En 1991 se eliminó la Biennal de Joves y ahora se ha inventado la Trienal de Arte, que en una edición cero realizada el pasado 2001 y denominada Barcelona Art Report ha pasado casi inadvertida a la mayor parte de la ciudadanía. Reconociendo la calidad de buena parte de las exposiciones y actividades presentadas, se ha caído, sin embargo, en muchos de los vicios endémicos de nuestra cultura oficial: errónea elección de la persona responsable, falta de previsión e improvisación, escasez de presupuesto, programas montados como suma de lo que ya estaba previsto.
Otra prueba es que el Museo de Arte Contemporáneo (Macba), un centro que ha conseguido funcionar adecuadamente y que ofrece exposiciones de alto nivel internacional, tenga su presupuesto congelado durante los últimos años. Si el interés de sus actividades es reconocible -por ejemplo, la presentación de la colección Onnasch ha sido considerada una de las exposiciones más importantes en el panorama global de exposiciones y museos-, el caso del Macba nos hace pensar que aquí, cuando una institución cultural, después de mucho esfuerzo y tanteos, consigue funcionar, se trata de que no sobresalga.

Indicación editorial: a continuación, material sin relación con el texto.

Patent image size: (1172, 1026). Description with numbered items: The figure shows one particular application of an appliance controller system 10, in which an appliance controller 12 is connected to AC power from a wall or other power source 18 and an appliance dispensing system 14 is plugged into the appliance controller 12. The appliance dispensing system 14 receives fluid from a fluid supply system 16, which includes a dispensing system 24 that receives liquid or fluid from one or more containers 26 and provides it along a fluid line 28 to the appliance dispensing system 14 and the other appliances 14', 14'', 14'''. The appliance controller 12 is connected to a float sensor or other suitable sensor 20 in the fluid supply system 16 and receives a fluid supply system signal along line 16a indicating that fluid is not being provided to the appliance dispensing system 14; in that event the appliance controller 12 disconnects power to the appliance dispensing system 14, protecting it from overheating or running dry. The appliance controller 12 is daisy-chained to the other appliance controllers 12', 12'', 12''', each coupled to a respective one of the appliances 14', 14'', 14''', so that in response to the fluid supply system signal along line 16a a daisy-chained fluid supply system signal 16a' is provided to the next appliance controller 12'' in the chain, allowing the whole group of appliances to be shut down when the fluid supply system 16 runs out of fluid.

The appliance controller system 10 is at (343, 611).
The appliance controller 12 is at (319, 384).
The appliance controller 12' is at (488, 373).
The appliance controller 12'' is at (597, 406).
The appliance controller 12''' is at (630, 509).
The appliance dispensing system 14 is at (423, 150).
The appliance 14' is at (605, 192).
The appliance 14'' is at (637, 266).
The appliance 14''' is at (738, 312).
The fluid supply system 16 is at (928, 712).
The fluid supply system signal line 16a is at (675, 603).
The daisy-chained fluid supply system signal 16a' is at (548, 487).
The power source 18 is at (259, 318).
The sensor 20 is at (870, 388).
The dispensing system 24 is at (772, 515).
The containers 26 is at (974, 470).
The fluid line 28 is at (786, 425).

Por otra parte, la propuesta de concentrar los museos de artes útiles en el denominado Gran Museo del Diseño o Cripta de la plaza de las Glòries -que más bien deberíamos llamar plaza de los Horrores- es otra muestra de penalización a la cultura. Queda claro que un lugar privilegiado como Miramar es para los hoteles privados y que un ruidoso y polvoriento nudo de avenidas y aparcamientos es para los museos, facilitando así el acceso masivo de los tour operators. Siguiendo otro de los vicios locales, el museo ya dispone del proyecto arquitectónico de Martorell-Bohigas-Mackay antes de que se tengan criterios de cómo funcionarán sus contenidos. Lástima que se haya perdido la ocasión única de promover un museo de nueva planta adecuadamente, cuando, además, no está claro que Barcelona salga beneficiada de que una red de pequeños museos dispuestos por la ciudad, que ahora enriquecen su trama, se agrupen en un macromuseo en el nudo de las Glòries.

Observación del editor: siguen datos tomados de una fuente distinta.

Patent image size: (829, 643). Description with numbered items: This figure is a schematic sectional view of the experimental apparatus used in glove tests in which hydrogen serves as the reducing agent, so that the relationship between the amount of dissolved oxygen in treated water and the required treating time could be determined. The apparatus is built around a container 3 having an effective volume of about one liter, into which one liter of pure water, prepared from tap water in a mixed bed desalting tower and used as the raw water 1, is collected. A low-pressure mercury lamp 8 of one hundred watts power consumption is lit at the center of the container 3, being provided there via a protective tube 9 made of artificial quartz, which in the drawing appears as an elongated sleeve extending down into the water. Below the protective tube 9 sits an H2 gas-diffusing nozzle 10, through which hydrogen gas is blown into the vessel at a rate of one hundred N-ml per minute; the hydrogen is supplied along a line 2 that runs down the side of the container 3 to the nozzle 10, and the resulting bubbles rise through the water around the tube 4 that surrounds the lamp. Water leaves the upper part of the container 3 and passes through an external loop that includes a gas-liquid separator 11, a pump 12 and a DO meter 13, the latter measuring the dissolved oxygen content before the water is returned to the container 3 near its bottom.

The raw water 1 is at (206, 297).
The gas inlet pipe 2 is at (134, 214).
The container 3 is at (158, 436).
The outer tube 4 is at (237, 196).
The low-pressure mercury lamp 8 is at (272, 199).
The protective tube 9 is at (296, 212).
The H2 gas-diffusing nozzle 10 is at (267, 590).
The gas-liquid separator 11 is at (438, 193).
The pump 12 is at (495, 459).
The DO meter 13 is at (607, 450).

Para quien quiera más pruebas del interés real por la diversidad cultural sólo hace falta que piense en cómo dicho concepto es interpretado en el proyecto del Fòrum 2004: de manera elitista, exclusiva y de espaldas a la ciudadanía; sin atender a los aspectos de búsqueda, investigación, debate, participación, crítica y rigor de la cultura y sólo explotando sus vertientes de espectáculo, entretenimiento, consumo e industria cultural.

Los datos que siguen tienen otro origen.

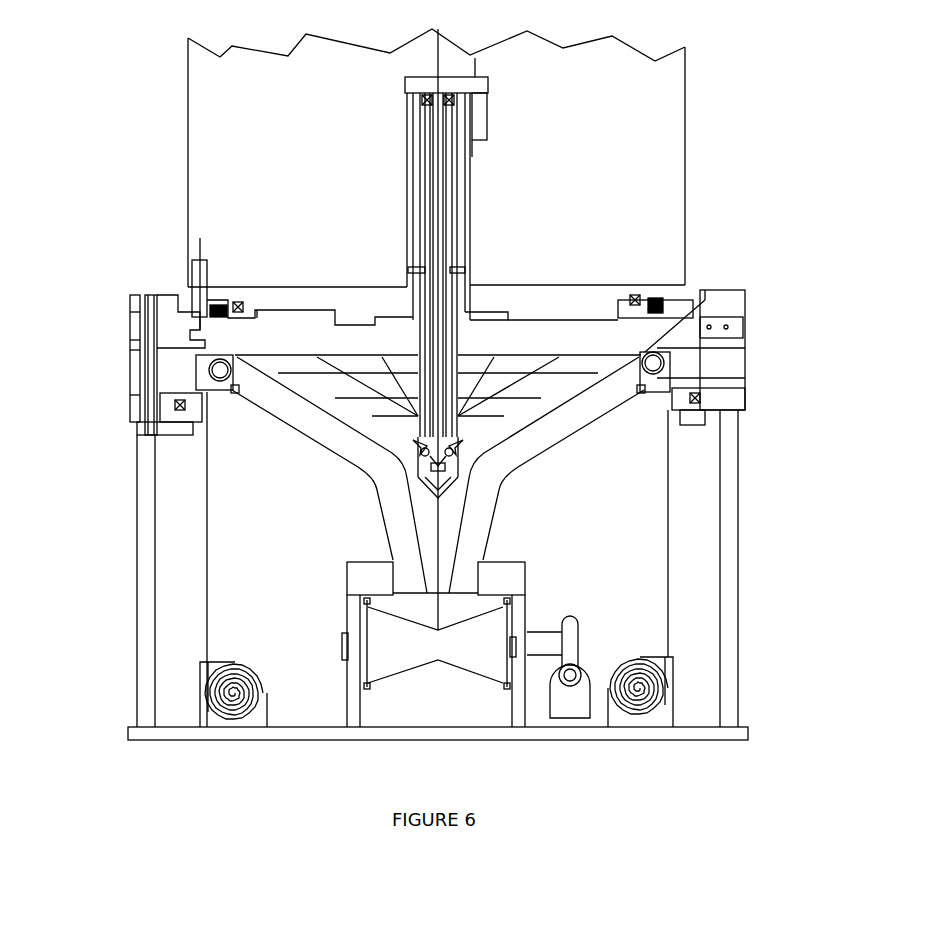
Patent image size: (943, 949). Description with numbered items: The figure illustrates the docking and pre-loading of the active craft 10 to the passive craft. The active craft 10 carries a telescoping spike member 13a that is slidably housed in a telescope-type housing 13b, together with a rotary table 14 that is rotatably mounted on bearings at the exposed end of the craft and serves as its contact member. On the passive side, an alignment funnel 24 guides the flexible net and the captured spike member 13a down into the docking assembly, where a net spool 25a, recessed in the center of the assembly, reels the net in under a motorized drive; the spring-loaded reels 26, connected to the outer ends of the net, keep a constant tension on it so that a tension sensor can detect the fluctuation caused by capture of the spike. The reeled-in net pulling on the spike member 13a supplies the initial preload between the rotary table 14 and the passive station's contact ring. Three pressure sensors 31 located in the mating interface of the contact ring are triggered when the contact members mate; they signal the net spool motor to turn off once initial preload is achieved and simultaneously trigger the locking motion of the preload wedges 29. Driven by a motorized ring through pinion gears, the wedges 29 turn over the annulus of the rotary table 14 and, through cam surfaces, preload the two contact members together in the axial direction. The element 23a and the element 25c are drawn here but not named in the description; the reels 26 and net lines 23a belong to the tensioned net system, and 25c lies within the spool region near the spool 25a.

The active craft 10 is at (680, 93).
The telescope-type housing 13b is at (464, 187).
The rotary table 14 is at (251, 308).
The preload wedges 29 is at (121, 470).
The roller 25c is at (214, 372).
The pressure sensors 31 is at (729, 331).
The distributor 23a is at (313, 396).
The telescoping spike member 13a is at (452, 410).
The alignment funnel 24 is at (489, 512).
The net spool 25a is at (371, 627).
The spring-loaded reels 26 is at (659, 688).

Así las cosas, los barceloneses interesados en el arte y la cultura ya están acostumbrados a tomar el avión, el tren o el coche y desplazarse a Madrid, con su constelación de grandes museos; a Bilbao, con el Guggenheim; a Santiago de Compostela, con el CGAC; o, especialmente, a Valencia, donde el IVAM sigue presentando las exposiciones de visita obligada; sin ir más lejos, la última, una magnífica e imprescindible sobre el arquitecto mexicano Luis Barragán, que en Barcelona, pretendida ciudad de la arquitectura, no se verá.
Es sintomático que los responsables culturales de la ciudad estén tan satisfechos de ser distintos, lejos de la burocracia parisiense que prepara de manera consensuada los proyectos de museos con previsión de años o de las instituciones londinenses que, protegidas por organismos imparciales como el Arts Council, han ido reformando y ampliando paulatina y sistemáticamente sus grandes museos.
En el libro La ciutat interrompuda, el escritor Julià Guillamon despliega un magnífico fresco sobre el fondo literario de Barcelona y da un repaso panorámico a la paulatina integración de la cultura catalana alternativa, renovadora e imaginativa de las décadas de 1970 y 1980 en una especie de parnaso de funcionarios, en una sociedad cada vez más precaria culturalmente, sin memoria ni referentes.
En esta situación de cultura interrumpida, nuestros políticos olvidan que lo que puede otorgar cohesión a una sociedad y permitirle que avance y se modernice es la existencia de espacios culturales, ágoras ciudadanas, masas críticas, potentes lugares para que la colectividad reflexione, se piense a sí misma y asuma los cambios y las transformaciones.
Josep Maria Montaner, arquitecto y catedrático de la ETSAB-UPC.